Оскар понюхал воздух.

— Чье-то стираное белье?

— Ха, — тявкнул Тото. — Я говорю о другом. Вы, люди, никогда не чуете ни грозу, ни землетрясение, ни ураганы. А это такой же ураган, только в наших жизнях.

— У меня вся жизнь — ураган.

— Это потому, что ты перекати-поле. Настоящий ураган впереди, только держись.

Так уж получилось, что путь Оскара лежал с северо-востока на юго-запад. В каждом следующем городе становилось чуточку теплее, но Гудвин Зет все равно зябнул. Он достал из недр плаща флягу и потянул из нее. Тото ударил его лапой по ноге:

— А ну прекрати. Будешь пить — буду кусаться.

— Что тебе не нравится? — миролюбиво спросил Оскар.

— Запах этой дряни, вот что.

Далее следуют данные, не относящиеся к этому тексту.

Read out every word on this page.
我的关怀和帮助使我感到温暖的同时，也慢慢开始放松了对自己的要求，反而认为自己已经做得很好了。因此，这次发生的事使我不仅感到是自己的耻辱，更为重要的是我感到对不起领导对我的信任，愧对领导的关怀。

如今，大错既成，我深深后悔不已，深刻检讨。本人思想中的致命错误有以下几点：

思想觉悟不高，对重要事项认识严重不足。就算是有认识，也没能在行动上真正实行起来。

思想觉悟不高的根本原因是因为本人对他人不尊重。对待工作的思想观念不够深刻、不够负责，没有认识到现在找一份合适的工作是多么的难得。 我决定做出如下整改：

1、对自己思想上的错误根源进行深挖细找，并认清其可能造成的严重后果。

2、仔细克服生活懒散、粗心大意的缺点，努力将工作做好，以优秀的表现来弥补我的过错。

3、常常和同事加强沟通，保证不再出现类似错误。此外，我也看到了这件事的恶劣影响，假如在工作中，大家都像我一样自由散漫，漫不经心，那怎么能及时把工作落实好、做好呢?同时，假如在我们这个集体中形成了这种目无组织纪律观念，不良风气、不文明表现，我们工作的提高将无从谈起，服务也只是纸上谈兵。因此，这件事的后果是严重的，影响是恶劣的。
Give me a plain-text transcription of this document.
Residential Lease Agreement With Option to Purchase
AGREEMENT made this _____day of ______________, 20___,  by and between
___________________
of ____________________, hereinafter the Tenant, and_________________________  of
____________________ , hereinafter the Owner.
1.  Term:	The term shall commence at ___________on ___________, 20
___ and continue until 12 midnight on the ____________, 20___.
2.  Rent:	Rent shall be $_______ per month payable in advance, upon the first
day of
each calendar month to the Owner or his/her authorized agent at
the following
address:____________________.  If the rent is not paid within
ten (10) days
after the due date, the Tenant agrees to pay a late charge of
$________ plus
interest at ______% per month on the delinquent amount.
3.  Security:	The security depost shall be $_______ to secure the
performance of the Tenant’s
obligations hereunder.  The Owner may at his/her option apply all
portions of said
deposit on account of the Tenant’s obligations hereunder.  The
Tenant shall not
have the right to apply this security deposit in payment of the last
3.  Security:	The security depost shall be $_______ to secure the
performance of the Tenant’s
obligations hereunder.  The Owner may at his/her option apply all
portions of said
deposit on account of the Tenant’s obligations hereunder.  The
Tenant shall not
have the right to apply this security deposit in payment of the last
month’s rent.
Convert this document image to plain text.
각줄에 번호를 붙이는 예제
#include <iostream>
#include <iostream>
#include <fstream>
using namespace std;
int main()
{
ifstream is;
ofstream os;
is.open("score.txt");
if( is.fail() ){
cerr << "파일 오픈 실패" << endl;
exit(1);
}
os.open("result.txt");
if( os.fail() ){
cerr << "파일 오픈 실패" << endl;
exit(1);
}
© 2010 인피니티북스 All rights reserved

И еще тебе вредно.

— Шш, не кричи так. Давай поедим.

Трактир в этом городе был только один — «У Руггедо». Оскар добрую минуту смотрел на вывеску:

— Будь я проклят, если это тот самый Руггедо...

Он толкнул дверь и вошел в душный полумрак. Несмотря на ранний час, там уже было двое или трое посетителей. Хозяин скучал, облокотившись на стойку. Завидев Оскара, он разинул рот так, что выпала тлеющая пахитоска:

— Кого я вижу, чесать мой лысый череп!

— Тс! Тихо! — взмолился Оскар, чувствуя кожей удивленные взгляды. — Король Гномов! Ты ли это!

— Какой я сейчас, в курицу, король! — Руггедо вытащил другую пахитоску, пальцем зажег ее, выдохнул дым в лицо Оскару. — Ты что здесь делаешь?

— А ты что здесь делаешь? Я думал, тебя давно за решеткой сгноили!

— Выпустили за хорошее поведение. И засунули в эту дыру.

Когда Оскар в последний раз видел мятежного гнома, тот был круглым, как шар. Теперь Руггедо схудел до костлявости, еще больше постарел, а хитрая искра в глазах окончательно сменилась саркастичной злобой. Сначала он был за Микки Мауса. Потом против. Потом против тех, кто был против. Руггедо не нравился никто. В его хорошее поведение было трудно поверить — скорее всего, он исчерпал терпение даже начальника тюрьмы. С Изумрудным Братством гном тоже был на ножах, но ведь столько воды утекло с тех пор...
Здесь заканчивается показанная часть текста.